The ironies of AI automation, Part 2: more ops, more glue, more humans-in-the-loop
Under the hood, today’s “automated” AI stacks are anything but hands-off. Agentic tool use, structured output modes, and function calling have matured into production primitives-but they arrive with state machines, retrieval layers, prompt registries, and evaluation harnesses that need constant care. What’s notable here isn’t just capability growth; it’s the operational surface area. Teams now ship canaries for prompts, deterministic fallbacks for non-deterministic models, and observability that looks suspiciously like SRE for language models.

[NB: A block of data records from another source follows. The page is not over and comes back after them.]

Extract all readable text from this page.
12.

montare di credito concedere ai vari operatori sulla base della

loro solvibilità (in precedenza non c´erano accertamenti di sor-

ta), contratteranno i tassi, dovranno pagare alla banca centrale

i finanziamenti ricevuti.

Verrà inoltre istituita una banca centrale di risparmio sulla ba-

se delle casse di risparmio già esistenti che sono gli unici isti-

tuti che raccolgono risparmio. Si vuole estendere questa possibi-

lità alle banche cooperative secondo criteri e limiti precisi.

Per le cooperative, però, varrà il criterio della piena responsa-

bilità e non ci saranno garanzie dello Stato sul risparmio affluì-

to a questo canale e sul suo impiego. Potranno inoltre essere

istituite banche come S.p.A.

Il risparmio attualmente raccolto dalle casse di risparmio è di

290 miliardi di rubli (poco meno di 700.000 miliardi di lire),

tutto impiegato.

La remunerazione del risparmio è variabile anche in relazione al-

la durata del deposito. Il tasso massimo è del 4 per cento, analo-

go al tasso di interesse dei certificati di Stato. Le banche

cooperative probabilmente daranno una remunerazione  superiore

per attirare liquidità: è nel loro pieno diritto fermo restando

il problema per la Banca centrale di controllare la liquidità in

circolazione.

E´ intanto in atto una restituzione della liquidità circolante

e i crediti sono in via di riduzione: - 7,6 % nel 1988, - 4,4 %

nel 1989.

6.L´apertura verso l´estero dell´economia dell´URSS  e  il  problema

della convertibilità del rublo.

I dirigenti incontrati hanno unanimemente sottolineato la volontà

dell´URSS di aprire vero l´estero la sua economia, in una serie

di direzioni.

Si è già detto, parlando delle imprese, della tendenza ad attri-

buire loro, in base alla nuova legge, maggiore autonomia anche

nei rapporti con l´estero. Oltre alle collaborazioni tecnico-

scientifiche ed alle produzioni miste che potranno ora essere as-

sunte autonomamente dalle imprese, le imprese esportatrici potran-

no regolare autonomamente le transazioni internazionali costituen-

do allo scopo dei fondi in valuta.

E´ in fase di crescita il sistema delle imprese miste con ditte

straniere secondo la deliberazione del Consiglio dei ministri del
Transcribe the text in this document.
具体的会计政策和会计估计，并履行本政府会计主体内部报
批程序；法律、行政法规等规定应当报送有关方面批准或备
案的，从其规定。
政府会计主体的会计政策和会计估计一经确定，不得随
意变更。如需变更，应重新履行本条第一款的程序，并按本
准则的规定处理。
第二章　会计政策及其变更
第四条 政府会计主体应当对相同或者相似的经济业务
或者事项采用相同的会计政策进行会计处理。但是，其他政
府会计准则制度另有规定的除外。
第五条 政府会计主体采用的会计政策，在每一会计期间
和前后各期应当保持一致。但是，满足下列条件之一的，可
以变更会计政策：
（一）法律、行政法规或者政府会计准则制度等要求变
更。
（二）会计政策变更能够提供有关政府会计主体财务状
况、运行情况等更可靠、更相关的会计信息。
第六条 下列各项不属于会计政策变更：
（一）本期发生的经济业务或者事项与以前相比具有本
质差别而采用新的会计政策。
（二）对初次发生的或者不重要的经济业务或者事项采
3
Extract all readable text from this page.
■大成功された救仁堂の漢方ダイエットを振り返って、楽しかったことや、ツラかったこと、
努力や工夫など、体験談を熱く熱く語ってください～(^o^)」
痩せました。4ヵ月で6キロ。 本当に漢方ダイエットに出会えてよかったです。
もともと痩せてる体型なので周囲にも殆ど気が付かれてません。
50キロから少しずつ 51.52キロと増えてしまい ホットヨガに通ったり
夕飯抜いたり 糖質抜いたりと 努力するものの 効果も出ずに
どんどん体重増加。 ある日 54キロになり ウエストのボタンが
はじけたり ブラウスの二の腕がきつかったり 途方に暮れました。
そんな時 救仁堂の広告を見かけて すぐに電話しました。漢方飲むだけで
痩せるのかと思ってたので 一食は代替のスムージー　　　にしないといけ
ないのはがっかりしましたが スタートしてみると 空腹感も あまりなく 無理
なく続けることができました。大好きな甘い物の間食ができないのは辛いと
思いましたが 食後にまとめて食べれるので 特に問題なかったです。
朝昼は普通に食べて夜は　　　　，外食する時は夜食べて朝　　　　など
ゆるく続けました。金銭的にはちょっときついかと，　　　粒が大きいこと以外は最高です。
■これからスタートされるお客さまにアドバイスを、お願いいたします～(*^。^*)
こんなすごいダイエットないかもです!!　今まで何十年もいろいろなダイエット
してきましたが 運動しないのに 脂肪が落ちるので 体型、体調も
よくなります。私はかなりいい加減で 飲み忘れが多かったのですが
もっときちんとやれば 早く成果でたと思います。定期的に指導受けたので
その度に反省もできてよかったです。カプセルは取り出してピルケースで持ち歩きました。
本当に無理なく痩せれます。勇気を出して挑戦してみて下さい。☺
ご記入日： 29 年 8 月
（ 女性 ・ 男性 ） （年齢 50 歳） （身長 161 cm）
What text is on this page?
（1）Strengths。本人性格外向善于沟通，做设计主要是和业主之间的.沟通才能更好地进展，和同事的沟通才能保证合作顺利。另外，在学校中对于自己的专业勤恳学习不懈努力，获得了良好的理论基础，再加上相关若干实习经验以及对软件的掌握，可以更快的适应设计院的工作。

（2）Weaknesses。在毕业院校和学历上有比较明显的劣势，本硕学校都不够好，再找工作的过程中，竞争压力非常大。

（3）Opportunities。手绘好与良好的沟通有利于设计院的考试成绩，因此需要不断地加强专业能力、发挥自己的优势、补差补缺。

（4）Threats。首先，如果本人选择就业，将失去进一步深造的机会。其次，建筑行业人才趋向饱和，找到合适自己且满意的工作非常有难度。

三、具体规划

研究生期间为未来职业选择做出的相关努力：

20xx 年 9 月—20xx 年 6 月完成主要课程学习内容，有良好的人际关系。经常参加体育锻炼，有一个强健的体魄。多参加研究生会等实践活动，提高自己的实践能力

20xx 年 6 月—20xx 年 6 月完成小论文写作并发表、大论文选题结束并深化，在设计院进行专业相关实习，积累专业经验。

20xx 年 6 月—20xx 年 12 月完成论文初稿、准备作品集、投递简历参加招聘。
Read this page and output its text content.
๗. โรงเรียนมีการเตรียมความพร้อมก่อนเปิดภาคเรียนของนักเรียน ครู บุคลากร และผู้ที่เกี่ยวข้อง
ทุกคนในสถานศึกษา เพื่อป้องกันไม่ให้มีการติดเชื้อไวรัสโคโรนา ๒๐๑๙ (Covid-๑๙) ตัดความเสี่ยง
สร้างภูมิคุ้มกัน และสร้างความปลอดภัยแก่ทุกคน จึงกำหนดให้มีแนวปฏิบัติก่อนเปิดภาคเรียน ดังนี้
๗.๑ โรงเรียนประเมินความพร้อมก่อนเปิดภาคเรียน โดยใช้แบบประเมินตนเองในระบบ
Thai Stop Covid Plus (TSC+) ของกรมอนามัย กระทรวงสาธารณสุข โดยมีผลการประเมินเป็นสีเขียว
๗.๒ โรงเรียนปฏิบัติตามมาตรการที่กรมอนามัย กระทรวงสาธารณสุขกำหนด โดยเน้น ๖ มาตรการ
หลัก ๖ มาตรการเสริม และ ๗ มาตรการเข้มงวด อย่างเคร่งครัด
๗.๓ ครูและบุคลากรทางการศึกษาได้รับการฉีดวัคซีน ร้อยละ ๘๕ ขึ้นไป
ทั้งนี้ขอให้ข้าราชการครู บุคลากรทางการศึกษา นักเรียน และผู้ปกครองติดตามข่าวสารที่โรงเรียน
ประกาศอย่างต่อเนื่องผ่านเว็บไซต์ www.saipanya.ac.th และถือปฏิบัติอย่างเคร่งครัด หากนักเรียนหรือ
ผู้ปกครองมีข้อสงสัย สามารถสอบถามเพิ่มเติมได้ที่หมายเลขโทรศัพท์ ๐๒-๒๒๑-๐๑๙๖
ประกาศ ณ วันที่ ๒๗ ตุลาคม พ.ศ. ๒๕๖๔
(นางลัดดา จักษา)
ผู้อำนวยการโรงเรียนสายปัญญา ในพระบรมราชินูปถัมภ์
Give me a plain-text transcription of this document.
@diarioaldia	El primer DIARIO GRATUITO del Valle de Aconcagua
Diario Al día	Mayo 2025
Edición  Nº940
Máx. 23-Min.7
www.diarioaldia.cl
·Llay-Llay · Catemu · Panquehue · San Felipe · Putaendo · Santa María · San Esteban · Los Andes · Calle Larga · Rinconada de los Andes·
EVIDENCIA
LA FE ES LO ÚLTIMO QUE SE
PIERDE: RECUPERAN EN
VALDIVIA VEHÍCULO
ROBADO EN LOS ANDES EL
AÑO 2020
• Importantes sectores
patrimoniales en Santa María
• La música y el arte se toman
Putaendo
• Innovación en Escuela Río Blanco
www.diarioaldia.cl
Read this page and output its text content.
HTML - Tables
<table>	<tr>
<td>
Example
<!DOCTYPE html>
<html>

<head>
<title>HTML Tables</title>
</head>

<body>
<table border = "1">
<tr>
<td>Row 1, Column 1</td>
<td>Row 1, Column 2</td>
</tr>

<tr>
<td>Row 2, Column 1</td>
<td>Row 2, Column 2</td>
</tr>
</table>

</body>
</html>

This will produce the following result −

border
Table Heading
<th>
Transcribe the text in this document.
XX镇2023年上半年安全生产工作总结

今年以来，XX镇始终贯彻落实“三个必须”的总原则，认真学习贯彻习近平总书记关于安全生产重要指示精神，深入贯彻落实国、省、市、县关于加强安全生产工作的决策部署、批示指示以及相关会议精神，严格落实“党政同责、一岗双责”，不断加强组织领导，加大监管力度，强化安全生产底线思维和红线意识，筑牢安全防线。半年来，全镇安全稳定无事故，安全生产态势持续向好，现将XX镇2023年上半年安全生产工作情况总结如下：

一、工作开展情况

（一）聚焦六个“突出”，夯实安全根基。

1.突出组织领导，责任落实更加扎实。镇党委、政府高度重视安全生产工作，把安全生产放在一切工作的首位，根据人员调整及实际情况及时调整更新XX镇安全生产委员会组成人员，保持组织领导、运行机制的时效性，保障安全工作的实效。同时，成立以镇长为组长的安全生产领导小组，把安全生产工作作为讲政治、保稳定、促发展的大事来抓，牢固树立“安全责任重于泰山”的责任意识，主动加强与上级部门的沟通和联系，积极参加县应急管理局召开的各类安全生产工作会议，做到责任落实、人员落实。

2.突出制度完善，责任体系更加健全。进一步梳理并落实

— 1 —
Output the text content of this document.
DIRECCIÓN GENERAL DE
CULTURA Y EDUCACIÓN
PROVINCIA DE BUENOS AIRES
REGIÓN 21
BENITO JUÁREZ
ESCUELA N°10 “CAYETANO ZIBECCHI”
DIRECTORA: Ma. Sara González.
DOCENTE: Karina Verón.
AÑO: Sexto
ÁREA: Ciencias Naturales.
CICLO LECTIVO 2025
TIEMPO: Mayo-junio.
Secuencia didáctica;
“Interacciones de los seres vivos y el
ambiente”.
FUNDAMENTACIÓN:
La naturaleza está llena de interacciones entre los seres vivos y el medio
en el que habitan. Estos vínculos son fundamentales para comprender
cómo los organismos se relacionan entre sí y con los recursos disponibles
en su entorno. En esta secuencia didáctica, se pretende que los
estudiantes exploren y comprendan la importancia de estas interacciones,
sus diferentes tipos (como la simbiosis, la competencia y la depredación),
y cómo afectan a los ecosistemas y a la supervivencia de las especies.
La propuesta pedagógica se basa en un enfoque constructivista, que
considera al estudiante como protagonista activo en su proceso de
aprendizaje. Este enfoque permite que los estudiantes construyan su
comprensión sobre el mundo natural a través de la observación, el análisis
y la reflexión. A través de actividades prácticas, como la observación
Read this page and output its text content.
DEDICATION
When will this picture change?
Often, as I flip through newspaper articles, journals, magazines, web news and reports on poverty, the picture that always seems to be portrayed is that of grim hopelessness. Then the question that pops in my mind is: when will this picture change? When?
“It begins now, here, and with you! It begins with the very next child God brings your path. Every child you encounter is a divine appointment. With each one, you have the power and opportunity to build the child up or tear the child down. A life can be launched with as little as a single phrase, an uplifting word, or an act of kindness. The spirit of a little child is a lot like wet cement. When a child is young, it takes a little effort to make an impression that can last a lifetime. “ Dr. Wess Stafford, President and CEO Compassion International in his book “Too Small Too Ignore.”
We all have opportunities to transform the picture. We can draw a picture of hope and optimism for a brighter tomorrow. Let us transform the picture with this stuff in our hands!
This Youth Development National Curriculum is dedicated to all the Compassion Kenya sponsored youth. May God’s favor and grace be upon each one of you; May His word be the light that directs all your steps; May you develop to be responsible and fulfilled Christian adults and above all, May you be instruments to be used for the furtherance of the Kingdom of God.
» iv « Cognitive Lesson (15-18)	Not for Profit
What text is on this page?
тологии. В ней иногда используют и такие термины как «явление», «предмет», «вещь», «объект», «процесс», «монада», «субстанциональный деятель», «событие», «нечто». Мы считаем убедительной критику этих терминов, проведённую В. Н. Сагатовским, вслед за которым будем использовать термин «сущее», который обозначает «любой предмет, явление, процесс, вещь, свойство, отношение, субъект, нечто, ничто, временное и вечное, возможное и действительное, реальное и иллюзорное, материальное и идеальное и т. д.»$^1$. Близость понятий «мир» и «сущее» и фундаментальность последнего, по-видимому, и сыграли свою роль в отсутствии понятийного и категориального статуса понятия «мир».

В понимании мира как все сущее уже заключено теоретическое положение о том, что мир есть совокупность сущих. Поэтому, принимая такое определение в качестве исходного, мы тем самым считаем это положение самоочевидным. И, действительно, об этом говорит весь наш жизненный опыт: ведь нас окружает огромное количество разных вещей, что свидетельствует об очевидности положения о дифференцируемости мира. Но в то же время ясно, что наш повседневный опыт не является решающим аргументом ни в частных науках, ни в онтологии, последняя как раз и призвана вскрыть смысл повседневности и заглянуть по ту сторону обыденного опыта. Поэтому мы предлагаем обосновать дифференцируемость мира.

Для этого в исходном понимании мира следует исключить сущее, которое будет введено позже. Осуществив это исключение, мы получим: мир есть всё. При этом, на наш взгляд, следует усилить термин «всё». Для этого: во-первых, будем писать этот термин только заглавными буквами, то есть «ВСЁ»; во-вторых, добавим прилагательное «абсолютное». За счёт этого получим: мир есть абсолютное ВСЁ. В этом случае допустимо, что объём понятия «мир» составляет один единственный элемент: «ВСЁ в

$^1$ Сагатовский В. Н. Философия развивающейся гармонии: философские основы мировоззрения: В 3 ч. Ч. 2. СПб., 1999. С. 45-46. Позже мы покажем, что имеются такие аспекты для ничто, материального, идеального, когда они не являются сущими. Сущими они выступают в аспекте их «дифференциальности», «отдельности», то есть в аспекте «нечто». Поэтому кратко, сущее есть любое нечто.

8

The bigger picture: automation is moving costs from manual labor to GPUs, data curation, and verification. Inference is cheaper thanks to quantization, speculative decoding, and distillation; verification is not. That gap explains the boom in LLM eval tooling, safety guardrails, and red-teaming-as-a-service. Worth noting, open-weight models have closed enough of the quality gap to be viable in many pipelines-but they still lean on the same scaffolding: RAG, tool orchestration, and strict schema enforcement to keep outputs contract-safe. The net effect isn’t fewer humans; it’s new roles at different choke points-prompt QA, incident triage, and policy tuning. Automation is real, but the irony stands: getting reliable autonomy requires more glue code, more monitoring, and a clearer definition of “done” than ever.